If you are allowed to do that, note that if $\displaystyle P: (p,q)\notin A$ then show the distance $\displaystyle \mathscr{D}(P,A)>0$
If not allowed, please tell us.

No not allowed
I don't even know such information yet

 

[pka]

No not allowed. I don't even know such information yet

What a strange response? What kind of course are you taking?
In any course in which the concept of a closed set comes up then so does the idea of an open set.
Moreover, it is well known that the complement of an open set is a closed set & visa-versa.

 

[pisrationalhahaha]

What a strange response?
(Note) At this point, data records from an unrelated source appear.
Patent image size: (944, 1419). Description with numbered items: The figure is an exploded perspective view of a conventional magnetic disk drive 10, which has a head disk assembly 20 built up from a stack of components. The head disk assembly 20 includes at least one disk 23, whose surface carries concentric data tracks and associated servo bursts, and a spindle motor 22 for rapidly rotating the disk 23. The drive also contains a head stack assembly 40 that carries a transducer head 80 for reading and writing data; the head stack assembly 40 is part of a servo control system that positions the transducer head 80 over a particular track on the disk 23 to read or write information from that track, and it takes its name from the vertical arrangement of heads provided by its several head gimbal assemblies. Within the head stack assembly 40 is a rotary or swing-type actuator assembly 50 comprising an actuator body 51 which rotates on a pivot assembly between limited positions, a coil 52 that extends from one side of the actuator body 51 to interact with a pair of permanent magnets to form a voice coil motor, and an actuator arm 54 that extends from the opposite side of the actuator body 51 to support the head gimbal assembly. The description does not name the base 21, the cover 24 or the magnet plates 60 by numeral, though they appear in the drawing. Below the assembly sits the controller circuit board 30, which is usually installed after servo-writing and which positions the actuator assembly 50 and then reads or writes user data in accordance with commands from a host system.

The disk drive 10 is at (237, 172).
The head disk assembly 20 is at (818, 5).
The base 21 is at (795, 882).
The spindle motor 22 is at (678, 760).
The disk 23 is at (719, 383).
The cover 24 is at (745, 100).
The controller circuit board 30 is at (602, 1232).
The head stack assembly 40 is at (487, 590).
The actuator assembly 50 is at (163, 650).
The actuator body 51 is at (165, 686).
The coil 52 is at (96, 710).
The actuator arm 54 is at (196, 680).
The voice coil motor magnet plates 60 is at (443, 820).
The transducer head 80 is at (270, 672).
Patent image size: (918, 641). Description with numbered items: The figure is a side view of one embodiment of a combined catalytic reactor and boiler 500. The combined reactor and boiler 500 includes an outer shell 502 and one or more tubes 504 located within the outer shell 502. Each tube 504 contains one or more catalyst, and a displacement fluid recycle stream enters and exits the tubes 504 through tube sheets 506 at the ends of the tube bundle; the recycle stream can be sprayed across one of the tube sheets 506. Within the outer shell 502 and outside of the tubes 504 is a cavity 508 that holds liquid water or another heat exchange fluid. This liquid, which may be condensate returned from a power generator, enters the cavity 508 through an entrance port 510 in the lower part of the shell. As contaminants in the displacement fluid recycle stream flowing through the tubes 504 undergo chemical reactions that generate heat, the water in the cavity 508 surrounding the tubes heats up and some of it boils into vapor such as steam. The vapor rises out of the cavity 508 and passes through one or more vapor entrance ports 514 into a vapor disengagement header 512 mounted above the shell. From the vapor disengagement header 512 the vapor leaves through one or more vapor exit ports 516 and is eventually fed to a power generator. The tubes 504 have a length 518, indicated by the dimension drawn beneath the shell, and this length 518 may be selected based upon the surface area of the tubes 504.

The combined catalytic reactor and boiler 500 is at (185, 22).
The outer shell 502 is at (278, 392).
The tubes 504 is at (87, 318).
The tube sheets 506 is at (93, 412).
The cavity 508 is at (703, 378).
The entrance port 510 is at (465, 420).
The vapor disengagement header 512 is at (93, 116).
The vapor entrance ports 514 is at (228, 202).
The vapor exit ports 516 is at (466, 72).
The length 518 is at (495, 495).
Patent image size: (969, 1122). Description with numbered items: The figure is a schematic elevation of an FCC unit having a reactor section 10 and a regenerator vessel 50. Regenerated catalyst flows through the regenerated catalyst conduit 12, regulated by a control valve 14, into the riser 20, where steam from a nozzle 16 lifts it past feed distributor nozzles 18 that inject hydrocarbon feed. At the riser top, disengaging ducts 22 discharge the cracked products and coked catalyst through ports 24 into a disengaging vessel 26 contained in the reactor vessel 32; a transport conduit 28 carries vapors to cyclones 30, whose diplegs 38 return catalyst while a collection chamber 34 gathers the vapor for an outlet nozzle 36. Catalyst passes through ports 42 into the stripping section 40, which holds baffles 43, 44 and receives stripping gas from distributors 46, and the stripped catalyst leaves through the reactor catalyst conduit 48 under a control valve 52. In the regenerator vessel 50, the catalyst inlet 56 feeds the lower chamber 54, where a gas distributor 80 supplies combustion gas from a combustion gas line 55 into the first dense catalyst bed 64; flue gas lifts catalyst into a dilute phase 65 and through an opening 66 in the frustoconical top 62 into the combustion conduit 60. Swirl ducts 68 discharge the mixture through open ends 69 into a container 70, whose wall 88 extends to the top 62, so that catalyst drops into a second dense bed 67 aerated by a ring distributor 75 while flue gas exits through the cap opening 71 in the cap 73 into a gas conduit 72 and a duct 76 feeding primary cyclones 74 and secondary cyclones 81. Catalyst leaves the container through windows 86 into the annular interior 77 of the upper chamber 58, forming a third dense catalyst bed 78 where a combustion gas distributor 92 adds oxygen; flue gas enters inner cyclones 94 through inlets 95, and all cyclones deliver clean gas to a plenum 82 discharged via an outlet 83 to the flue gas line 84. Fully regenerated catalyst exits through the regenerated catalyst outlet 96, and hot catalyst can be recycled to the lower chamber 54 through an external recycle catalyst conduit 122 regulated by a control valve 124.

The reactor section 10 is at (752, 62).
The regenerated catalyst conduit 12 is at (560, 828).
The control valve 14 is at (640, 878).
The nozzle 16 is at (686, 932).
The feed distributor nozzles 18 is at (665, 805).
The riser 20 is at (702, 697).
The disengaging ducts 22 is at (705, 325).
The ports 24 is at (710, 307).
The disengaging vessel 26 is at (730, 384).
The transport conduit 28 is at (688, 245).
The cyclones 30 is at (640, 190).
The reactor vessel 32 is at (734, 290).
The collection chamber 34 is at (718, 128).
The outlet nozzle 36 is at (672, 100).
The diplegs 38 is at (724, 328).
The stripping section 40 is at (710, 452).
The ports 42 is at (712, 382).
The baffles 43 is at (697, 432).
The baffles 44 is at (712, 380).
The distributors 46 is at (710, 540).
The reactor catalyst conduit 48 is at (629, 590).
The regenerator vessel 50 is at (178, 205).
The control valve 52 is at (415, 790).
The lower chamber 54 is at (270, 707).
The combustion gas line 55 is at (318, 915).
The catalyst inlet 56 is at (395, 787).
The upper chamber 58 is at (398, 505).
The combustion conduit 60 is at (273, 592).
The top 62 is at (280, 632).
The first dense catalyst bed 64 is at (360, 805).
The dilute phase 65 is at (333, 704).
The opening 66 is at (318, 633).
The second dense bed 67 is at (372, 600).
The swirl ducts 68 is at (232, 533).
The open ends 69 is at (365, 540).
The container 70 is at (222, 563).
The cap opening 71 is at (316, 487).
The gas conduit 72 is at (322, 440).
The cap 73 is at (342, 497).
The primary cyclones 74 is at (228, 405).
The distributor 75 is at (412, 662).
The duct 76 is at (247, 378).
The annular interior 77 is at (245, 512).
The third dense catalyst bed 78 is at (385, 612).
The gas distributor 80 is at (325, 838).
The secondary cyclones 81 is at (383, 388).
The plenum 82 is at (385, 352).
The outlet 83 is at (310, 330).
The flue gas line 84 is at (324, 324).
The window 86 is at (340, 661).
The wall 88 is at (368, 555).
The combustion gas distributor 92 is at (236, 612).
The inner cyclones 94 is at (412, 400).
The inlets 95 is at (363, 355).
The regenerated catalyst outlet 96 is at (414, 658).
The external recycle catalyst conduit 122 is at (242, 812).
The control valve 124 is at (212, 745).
What kind of course are you taking?
In any course in which the concept of a closed set comes up then so does the idea of an open set.
Moreover, it is well known that the complement of an open set is a closed set & visa-versa.

No I know this
But what you've said about the distance was unfamiliar

 

[pisrationalhahaha]

Okay I'll try to prove that the complement of A is open
So there would be two cases to consider
Case 1: y>1/x
Case 2: y<1/x (for any x>0)
If y>1/x:
Let $\displaystyle \forall (x,y)\in A^{c}$
B((x,y),r) for some r>0 be given
If $\displaystyle (a,b)\in B((x,y),r)$
then
$\displaystyle (x-a)^2+(y-b)^2< r^2$
Knowing that $\displaystyle (y-b)^2<(x-a)^2+(y-b)^2$.
then $\displaystyle (y-b)^2<r^2$ $\displaystyle \Leftrightarrow -r<y-b<r$
So now we have y-r<b<r+y
So if we choose r=y-1/x then we get that b>1/x, therefore (a,b) belongs to the complement of A
Is what I am doing right ?